The referent is the object of the sign, what is represented or indicated.
The interpreter – a subjectivity, a mind, a self-referential process – is the person for whom the sign represents the referent. A sign must be recognized for such and interpreted in a certain context in order to point to its referent.
Symbols, especially linguistic symbols, are particular types of signs that are divided into two parts related to each other: a signifier (a sound, image, gesture, etc.) and a signified (a general category). While the relationship between sign and referent depends largely on context and interpretation, the correspondence between signifier and signified (internal to the sign) is fixed by a linguistic convention. It does not depend on our personal interpretation that the sound « horse » refers to a domestic animal capable of galloping: it depends on the English language. It is thanks to this relatively fixed convention that the linguistic code enable communication and the accumulation of a collective memory.
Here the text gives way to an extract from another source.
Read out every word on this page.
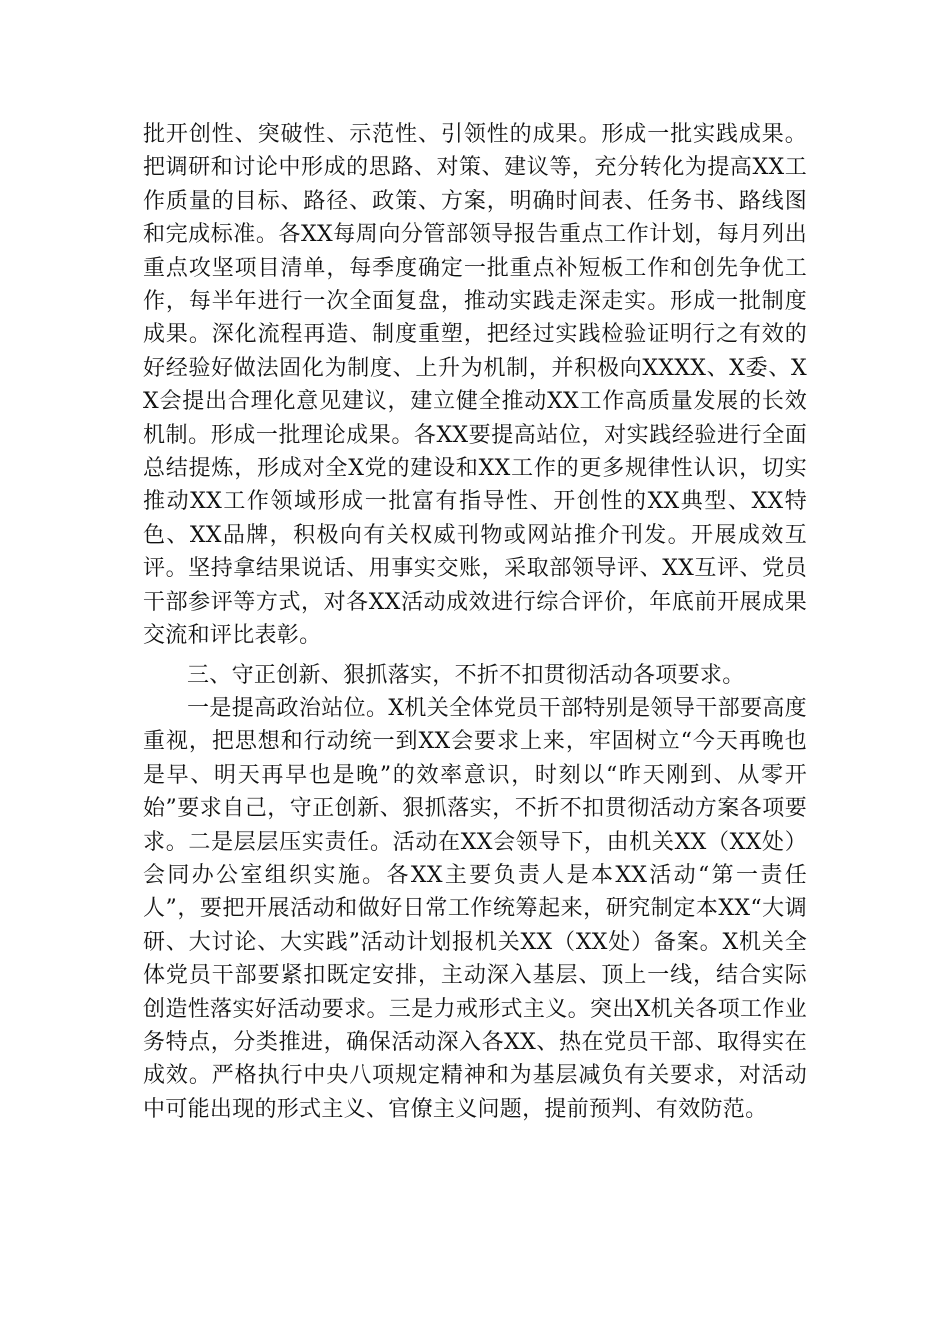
批开创性、突破性、示范性、引领性的成果。形成一批实践成果。把调研和讨论中形成的思路、对策、建议等，充分转化为提高XX工作质量的目标、路径、政策、方案，明确时间表、任务书、路线图和完成标准。各XX每周向分管部领导报告重点工作计划，每月列出重点攻坚项目清单，每季度确定一批重点补短板工作和创先争优工作，每半年进行一次全面复盘，推动实践走深走实。形成一批制度成果。深化流程再造、制度重塑，把经过实践检验证明行之有效的好经验好做法固化为制度、上升为机制，并积极向XXXX、X委、XX会提出合理化意见建议，建立健全推动XX工作高质量发展的长效机制。形成一批理论成果。各XX要提高站位，对实践经验进行全面总结提炼，形成对全X党的建设和XX工作的更多规律性认识，切实推动XX工作领域形成一批富有指导性、开创性的XX典型、XX特色、XX品牌，积极向有关权威刊物或网站推介刊发。开展成效互评。坚持拿结果说话、用事实交账，采取部领导评、XX互评、党员干部参评等方式，对各XX活动成效进行综合评价，年底前开展成果交流和评比表彰。

三、守正创新、狠抓落实，不折不扣贯彻活动各项要求。

一是提高政治站位。X机关全体党员干部特别是领导干部要高度重视，把思想和行动统一到XX会要求上来，牢固树立“今天再晚也是早、明天再早也是晚”的效率意识，时刻以“昨天刚到、从零开始”要求自己，守正创新、狠抓落实，不折不扣贯彻活动方案各项要求。二是层层压实责任。活动在XX会领导下，由机关XX（XX处）会同办公室组织实施。各XX主要负责人是本XX活动“第一责任人”，要把开展活动和做好日常工作统筹起来，研究制定本XX“大调研、大讨论、大实践”活动计划报机关XX（XX处）备案。X机关全体党员干部要紧扣既定安排，主动深入基层、顶上一线，结合实际创造性落实好活动要求。三是力戒形式主义。突出X机关各项工作业务特点，分类推进，确保活动深入各XX、热在党员干部、取得实在成效。严格执行中央八项规定精神和为基层减负有关要求，对活动中可能出现的形式主义、官僚主义问题，提前预判、有效防范。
Although they work together in practical situations, it is important to distinguish logically between referential meaning and linguistic meaning. Referential meaning points to the relationship between a symbol and its referent (an « external » object in a particular context). In contrast, linguistic meaning is a relation – « internal » to the symbol – between its material part (a sound, image, gesture), and its conceptual part (a category). IEML solves the problem of coding the linguistic meaning in a computable way.
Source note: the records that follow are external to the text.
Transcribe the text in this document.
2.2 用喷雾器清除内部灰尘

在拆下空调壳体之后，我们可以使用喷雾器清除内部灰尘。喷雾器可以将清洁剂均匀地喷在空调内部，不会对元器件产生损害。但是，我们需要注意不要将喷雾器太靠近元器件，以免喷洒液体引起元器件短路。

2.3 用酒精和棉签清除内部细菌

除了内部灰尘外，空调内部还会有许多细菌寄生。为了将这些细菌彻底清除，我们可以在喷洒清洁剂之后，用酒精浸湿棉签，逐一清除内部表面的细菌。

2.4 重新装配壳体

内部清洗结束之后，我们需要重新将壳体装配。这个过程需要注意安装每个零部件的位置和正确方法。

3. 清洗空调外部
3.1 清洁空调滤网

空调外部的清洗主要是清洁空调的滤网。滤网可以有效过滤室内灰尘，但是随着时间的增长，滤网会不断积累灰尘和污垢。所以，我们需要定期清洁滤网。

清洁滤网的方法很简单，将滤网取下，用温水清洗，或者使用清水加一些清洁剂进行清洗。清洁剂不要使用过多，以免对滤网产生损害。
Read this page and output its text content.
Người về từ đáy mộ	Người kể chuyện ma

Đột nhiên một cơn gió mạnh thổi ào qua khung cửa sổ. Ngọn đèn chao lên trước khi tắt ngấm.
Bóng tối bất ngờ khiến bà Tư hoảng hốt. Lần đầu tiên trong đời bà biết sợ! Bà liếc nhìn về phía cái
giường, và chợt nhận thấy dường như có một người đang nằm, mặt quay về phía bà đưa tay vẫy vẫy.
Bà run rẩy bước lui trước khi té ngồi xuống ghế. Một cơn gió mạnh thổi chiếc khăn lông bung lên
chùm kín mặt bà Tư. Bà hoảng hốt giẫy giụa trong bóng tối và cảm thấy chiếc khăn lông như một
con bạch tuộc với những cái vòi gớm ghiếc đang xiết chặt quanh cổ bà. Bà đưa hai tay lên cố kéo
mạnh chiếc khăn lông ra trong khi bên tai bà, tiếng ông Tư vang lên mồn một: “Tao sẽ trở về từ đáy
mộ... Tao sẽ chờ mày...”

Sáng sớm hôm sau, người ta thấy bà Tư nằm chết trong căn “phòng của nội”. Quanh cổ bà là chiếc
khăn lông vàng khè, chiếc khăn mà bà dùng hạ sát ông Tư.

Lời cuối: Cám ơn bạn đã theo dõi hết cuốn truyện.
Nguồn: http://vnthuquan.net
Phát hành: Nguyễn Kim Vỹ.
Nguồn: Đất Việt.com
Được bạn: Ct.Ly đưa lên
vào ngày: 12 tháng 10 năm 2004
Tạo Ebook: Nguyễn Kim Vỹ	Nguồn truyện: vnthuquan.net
IEML is simultaneously a regular language, a philological language and a virtual database.
In order to solve the problem of coding the linguistic meaning we use a regular language as a system of signifiers for IEML. Furthermore we establish – by convention and by construction – that in IEML the relations between signifieds are calculable functions of the relations between the corresponding signifiers. Since the relations between signifiers in IEML are computable (it is a regular language), the relations between its signifieds are also computable. It is thus thanks to its algebraic system of signifiers and by virtue of an ideographic parallelism between signifier and signified that IEML has a computable linguistic semantics.
IEML is created from 6 primitive symbols which are combined using regular functions to generate about 3000 elements. A grammar – also completely regular – is then used to build words and sentences from these elements. The IEML elements, words, sentences and the semantic relationships between these grammatical units are generated by programmable functions.
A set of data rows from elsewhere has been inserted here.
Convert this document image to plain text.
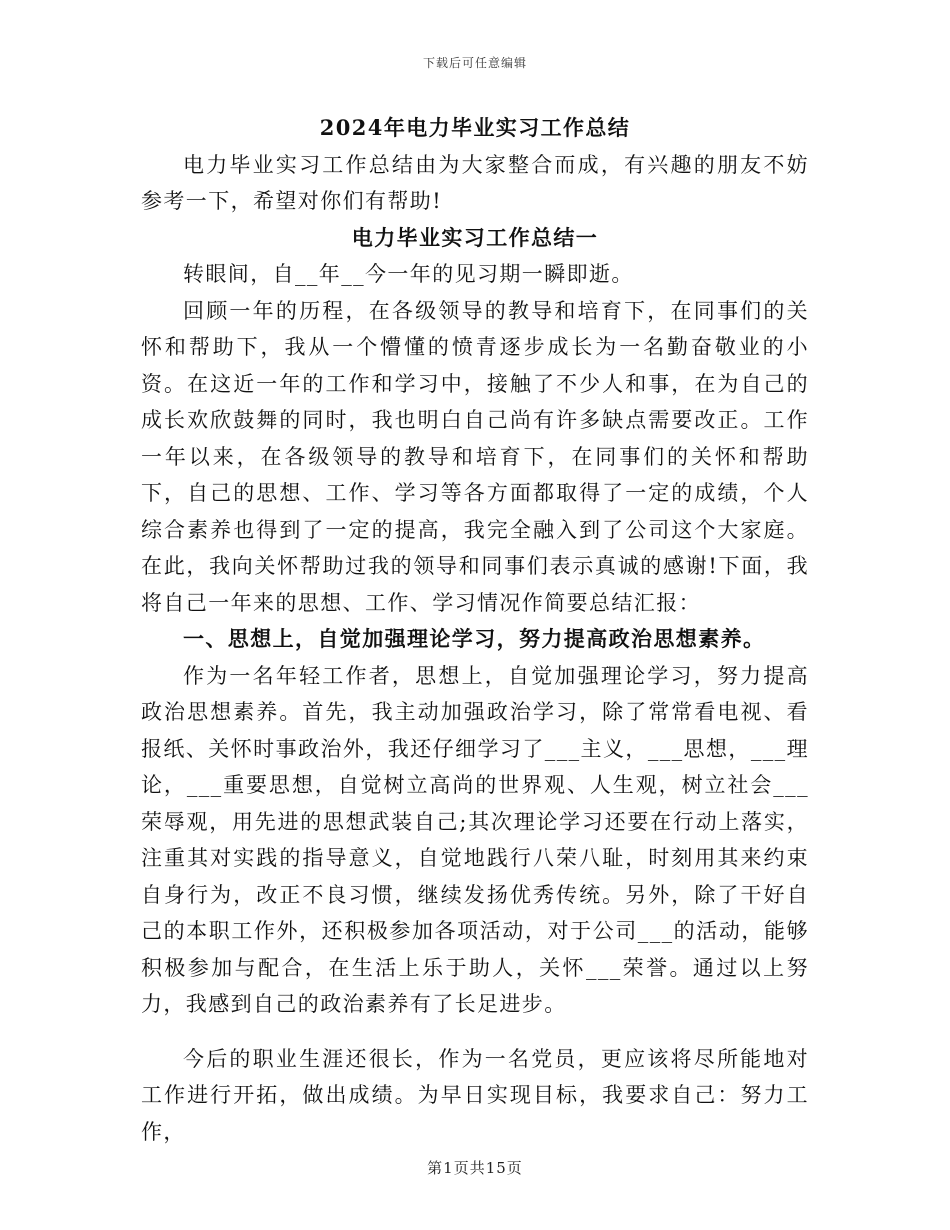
下载后可任意编辑

2024年电力毕业实习工作总结

电力毕业实习工作总结由为大家整合而成，有兴趣的朋友不妨参考一下，希望对你们有帮助!

电力毕业实习工作总结一

转眼间，自__年__今一年的见习期一瞬即逝。

回顾一年的历程，在各级领导的教导和培育下，在同事们的关怀和帮助下，我从一个懵懂的愤青逐步成长为一名勤奋敬业的小资。在这近一年的工作和学习中，接触了不少人和事，在为自己的成长欢欣鼓舞的同时，我也明白自己尚有许多缺点需要改正。工作一年以来，在各级领导的教导和培育下，在同事们的关怀和帮助下，自己的思想、工作、学习等各方面都取得了一定的成绩，个人综合素养也得到了一定的提高，我完全融入到了公司这个大家庭。在此，我向关怀帮助过我的领导和同事们表示真诚的感谢!下面，我将自己一年来的思想、工作、学习情况作简要总结汇报：

一、思想上，自觉加强理论学习，努力提高政治思想素养。

作为一名年轻工作者，思想上，自觉加强理论学习，努力提高政治思想素养。首先，我主动加强政治学习，除了常常看电视、看报纸、关怀时事政治外，我还仔细学习了___主义，___思想，___理论，___重要思想，自觉树立高尚的世界观、人生观，树立社会___荣辱观，用先进的思想武装自己;其次理论学习还要在行动上落实，注重其对实践的指导意义，自觉地践行八荣八耻，时刻用其来约束自身行为，改正不良习惯，继续发扬优秀传统。另外，除了干好自己的本职工作外，还积极参加各项活动，对于公司___的活动，能够积极参加与配合，在生活上乐于助人，关怀___荣誉。通过以上努力，我感到自己的政治素养有了长足进步。

今后的职业生涯还很长，作为一名党员，更应该将尽所能地对工作进行开拓，做出成绩。为早日实现目标，我要求自己：努力工作，

第1页共15页
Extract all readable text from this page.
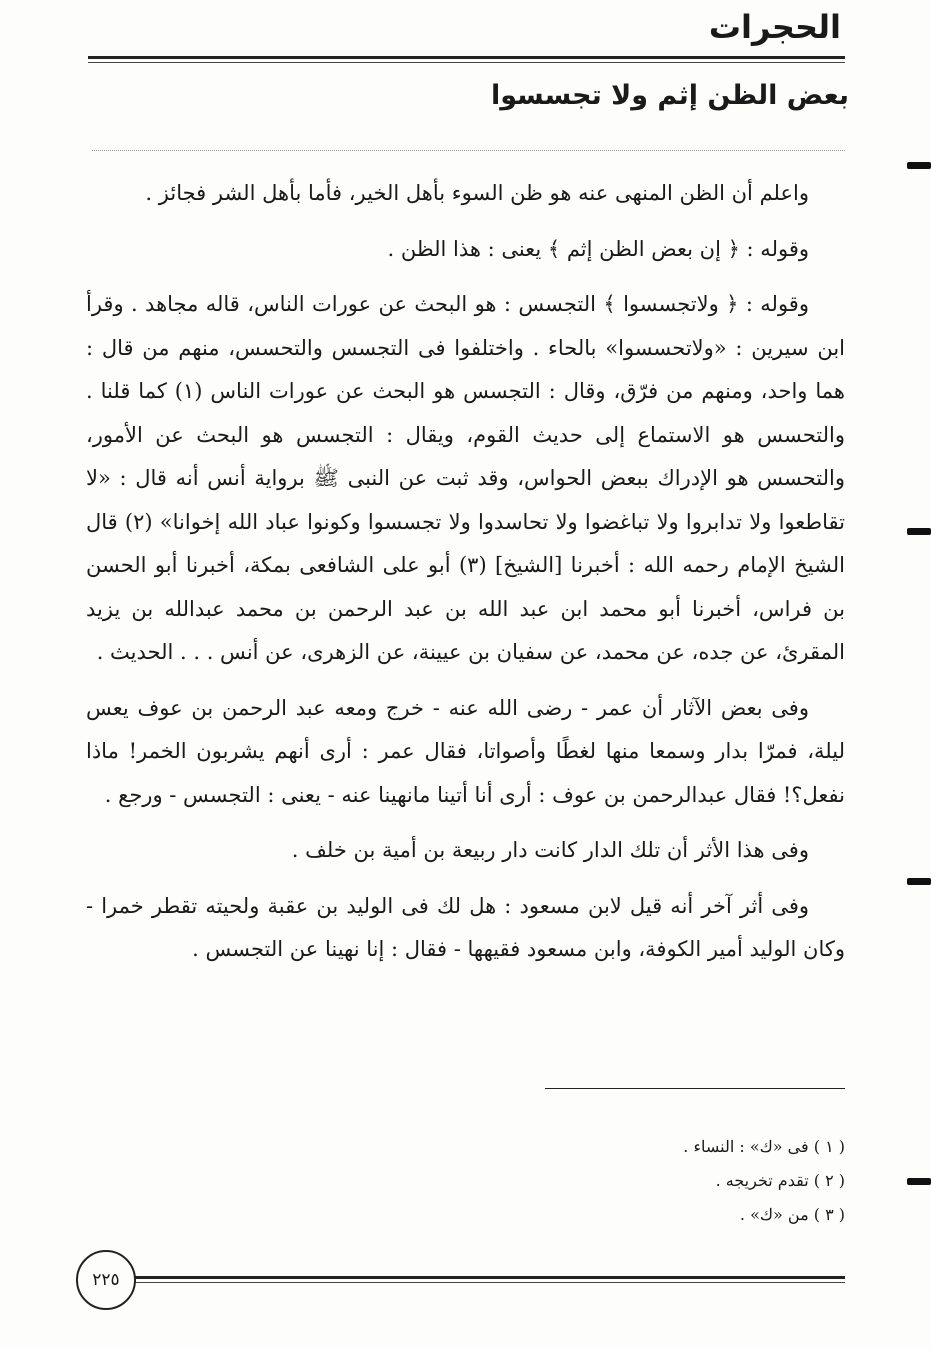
الحجرات
بعض الظن إثم ولا تجسسوا

واعلم أن الظن المنهى عنه هو ظن السوء بأهل الخير، فأما بأهل الشر فجائز .

وقوله : ﴿ إن بعض الظن إثم ﴾ يعنى : هذا الظن .

وقوله : ﴿ ولاتجسسوا ﴾ التجسس : هو البحث عن عورات الناس، قاله مجاهد . وقرأ ابن سيرين : «ولاتحسسوا» بالحاء . واختلفوا فى التجسس والتحسس، منهم من قال : هما واحد، ومنهم من فرّق، وقال : التجسس هو البحث عن عورات الناس (١) كما قلنا . والتحسس هو الاستماع إلى حديث القوم، ويقال : التجسس هو البحث عن الأمور، والتحسس هو الإدراك ببعض الحواس، وقد ثبت عن النبى ﷺ برواية أنس أنه قال : «لا تقاطعوا ولا تدابروا ولا تباغضوا ولا تحاسدوا ولا تجسسوا وكونوا عباد الله إخوانا» (٢) قال الشيخ الإمام رحمه الله : أخبرنا [الشيخ] (٣) أبو على الشافعى بمكة، أخبرنا أبو الحسن بن فراس، أخبرنا أبو محمد ابن عبد الله بن عبد الرحمن بن محمد عبدالله بن يزيد المقرئ، عن جده، عن محمد، عن سفيان بن عيينة، عن الزهرى، عن أنس . . . الحديث .

وفى بعض الآثار أن عمر - رضى الله عنه - خرج ومعه عبد الرحمن بن عوف يعس ليلة، فمرّا بدار وسمعا منها لغطًا وأصواتا، فقال عمر : أرى أنهم يشربون الخمر! ماذا نفعل؟! فقال عبدالرحمن بن عوف : أرى أنا أتينا مانهينا عنه - يعنى : التجسس - ورجع .

وفى هذا الأثر أن تلك الدار كانت دار ربيعة بن أمية بن خلف .

وفى أثر آخر أنه قيل لابن مسعود : هل لك فى الوليد بن عقبة ولحيته تقطر خمرا - وكان الوليد أمير الكوفة، وابن مسعود فقيهها - فقال : إنا نهينا عن التجسس .

( ١ ) فى «ك» : النساء .
( ٢ ) تقدم تخريجه .
( ٣ ) من «ك» .
٢٢٥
Just as the human memory is organized by natural languages, computer memory could be organized by a linguistic code adapted to its mechanical nature, such as IEML. According to the semiotic theory on which it is based, IEML clearly distinguishes the notation of categories (in the form of semantic metadata) from the notation of references (in the form of data). Furthermore, IEML has a notation that assigns data to categories. IEML functions as a virtual database whose indexing system is a language with computable semantics. This computability of the language includes the ability to program sets of categories and semantic relations.
Overview of semantic coding: USLs and UKGs
What is a USL?
A USL or Uniform Semantic Locator is a semantic label or a system of labels. Depending on the point of view, a USL – the same object – designates a category or a graph of semantic relations between categories. Indeed, in IEML, a category is represented by a semantic network and vice versa. If a USL generates only one expression, we speak of a singular category. If it generates several expressions, it is a paradigm.
The USL is about linguistic meaning.
What is a UKG?
A UKG or Uniform Knowledge Graph is a virtual graph database whose semantic metadata system is a USL. Each subcategory of the organizing USL can contain data, references or literals. These data are structured according to the three parts listed below.
- A reference identifier (refid) that is used to trace co-references such as grammatical anaphors and cataphores.
- A data type (dtype) that indicates whether the value is a proper name, a number, a date, a GPS coordinate, a URL, a USL, a natural language (ISO 639), etc.
- A value.
The UKG is about referential meaning.